Question

In the figure below, AB = CD. Find the total area of the shaded triangles.

a. 51 cm²
b. 68 cm²
c. 85 cm²
d. 102 cm²

Answer 1

The total area of the shaded triangles is b. 68 cm²

Step-by-step explanation:

In the given figure, triangles ABC and CDE are similar triangles due to the given information that AB = CD. The area of similar triangles is proportional to the square of their corresponding sides. Let x be the length of AB (or CD), then the ratio of the areas of triangles ABC and CDE is (x/CD)². Since AB = CD, this ratio simplifies to 1, meaning the areas of the two triangles are equal.

Now, the shaded area consists of two triangles, ABC and CDE. Since their areas are equal, the total shaded area is twice the area of either triangle.
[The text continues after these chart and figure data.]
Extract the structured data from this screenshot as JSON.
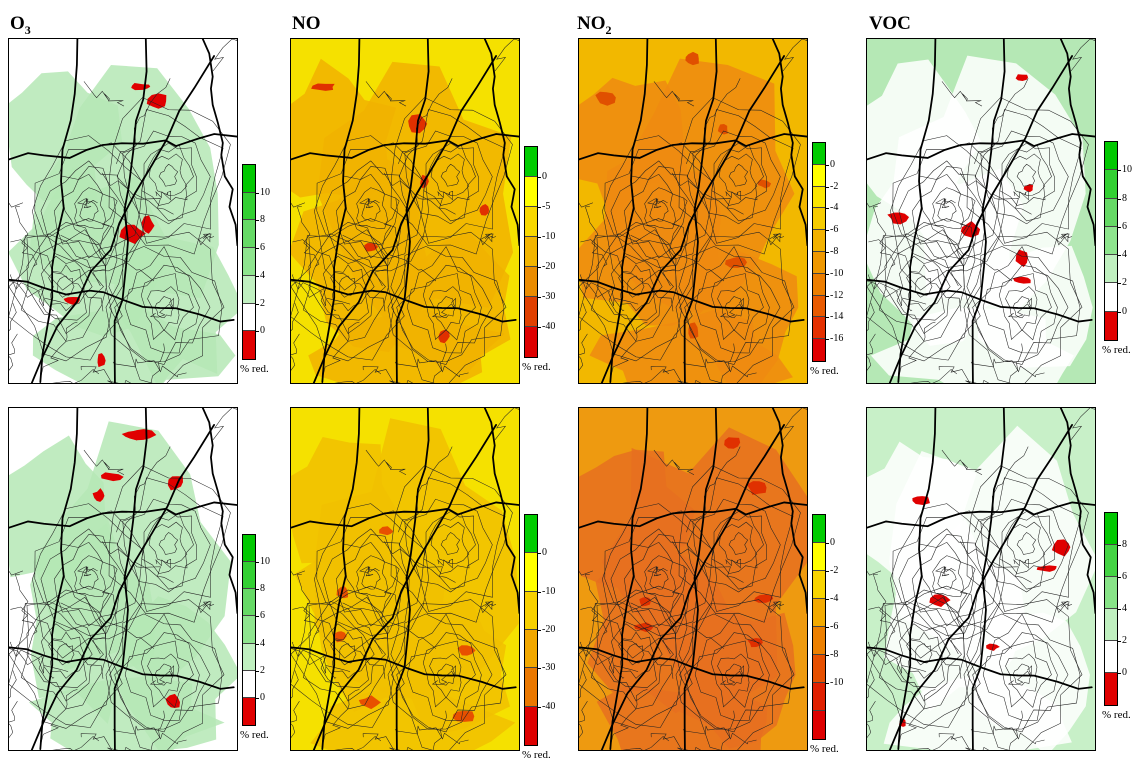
{
  "columns": [
    {
      "key": "o3",
      "title_main": "O",
      "title_sub": "3"
    },
    {
      "key": "no",
      "title_main": "NO",
      "title_sub": ""
    },
    {
      "key": "no2",
      "title_main": "NO",
      "title_sub": "2"
    },
    {
      "key": "voc",
      "title_main": "VOC",
      "title_sub": ""
    }
  ],
  "unit_label": "% red.",
  "panels": [
    {
      "id": "o3-top",
      "row": 0,
      "col": 0,
      "base_color": "#ffffff",
      "patch_color": "#b5e8b5",
      "hot_color": "#e00000",
      "colorbar": {
        "colors": [
          "#00c800",
          "#33d033",
          "#66da66",
          "#8ee58e",
          "#c0f0c0",
          "#ffffff",
          "#e00000"
        ],
        "ticks": [
          "10",
          "8",
          "6",
          "4",
          "2",
          "0"
        ]
      }
    },
    {
      "id": "no-top",
      "row": 0,
      "col": 1,
      "base_color": "#f5e100",
      "patch_color": "#f1b200",
      "hot_color": "#e03000",
      "colorbar": {
        "colors": [
          "#00cc00",
          "#ffff00",
          "#f8d800",
          "#f2b500",
          "#ea8c00",
          "#e04000",
          "#dd0000"
        ],
        "ticks": [
          "0",
          "-5",
          "-10",
          "-20",
          "-30",
          "-40"
        ]
      }
    },
    {
      "id": "no2-top",
      "row": 0,
      "col": 2,
      "base_color": "#f2b800",
      "patch_color": "#ee8a10",
      "hot_color": "#e05000",
      "colorbar": {
        "colors": [
          "#00cc00",
          "#ffff00",
          "#fbe600",
          "#f6cc00",
          "#f2b200",
          "#ef9800",
          "#ec7e00",
          "#e85a00",
          "#e43000",
          "#e00000"
        ],
        "ticks": [
          "0",
          "-2",
          "-4",
          "-6",
          "-8",
          "-10",
          "-12",
          "-14",
          "-16"
        ]
      }
    },
    {
      "id": "voc-top",
      "row": 0,
      "col": 3,
      "base_color": "#b5e8b5",
      "patch_color": "#ffffff",
      "hot_color": "#e00000",
      "colorbar": {
        "colors": [
          "#00c800",
          "#33d033",
          "#66da66",
          "#8ee58e",
          "#c0f0c0",
          "#ffffff",
          "#e00000"
        ],
        "ticks": [
          "10",
          "8",
          "6",
          "4",
          "2",
          "0"
        ]
      }
    },
    {
      "id": "o3-bottom",
      "row": 1,
      "col": 0,
      "base_color": "#ffffff",
      "patch_color": "#b5e8b5",
      "hot_color": "#e00000",
      "colorbar": {
        "colors": [
          "#00c800",
          "#33d033",
          "#66da66",
          "#8ee58e",
          "#c0f0c0",
          "#ffffff",
          "#e00000"
        ],
        "ticks": [
          "10",
          "8",
          "6",
          "4",
          "2",
          "0"
        ]
      }
    },
    {
      "id": "no-bottom",
      "row": 1,
      "col": 1,
      "base_color": "#f5e100",
      "patch_color": "#f1c000",
      "hot_color": "#e85000",
      "colorbar": {
        "colors": [
          "#00cc00",
          "#ffff00",
          "#f7d000",
          "#f2a800",
          "#ea7800",
          "#dd0000"
        ],
        "ticks": [
          "0",
          "-10",
          "-20",
          "-30",
          "-40"
        ]
      }
    },
    {
      "id": "no2-bottom",
      "row": 1,
      "col": 2,
      "base_color": "#ee9a10",
      "patch_color": "#e67020",
      "hot_color": "#e03000",
      "colorbar": {
        "colors": [
          "#00cc00",
          "#ffff00",
          "#f8d400",
          "#f2aa00",
          "#ec8000",
          "#e65000",
          "#e02000",
          "#dd0000"
        ],
        "ticks": [
          "0",
          "-2",
          "-4",
          "-6",
          "-8",
          "-10"
        ]
      }
    },
    {
      "id": "voc-bottom",
      "row": 1,
      "col": 3,
      "base_color": "#c8f0c8",
      "patch_color": "#ffffff",
      "hot_color": "#e00000",
      "colorbar": {
        "colors": [
          "#00c800",
          "#44d444",
          "#88e488",
          "#c0f0c0",
          "#ffffff",
          "#e00000"
        ],
        "ticks": [
          "8",
          "6",
          "4",
          "2",
          "0"
        ]
      }
    }
  ]
}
Let A be the area of one of these triangles; then, the total shaded area (A_total) is given by:

`\[A_{\text{total}} = 2 * A.\]`

Now, we need to find the area of one of the triangles. The formula for the area of a triangle is
`\(A = (1)/(2) * \text{base} * \text{height}\)`. In triangle ABC, both the base and height are represented by AB (or x), so:

`\[A = (1)/(2) * x * x = (1)/(2)x^2.\]`

Substituting this back into the total shaded area formula:

`\[A_{\text{total}} = 2 * \left((1)/(2)x^2\right) = x^2.\]`

Since we are not given the specific length of AB (or CD), we cannot calculate the numerical value of
`\(x^2\).` However, we know that AB = CD, so
`\(x^2\)` is equal to the square of the length of AB (or CD).

Therefore, the correct answer is option b. 68 cm².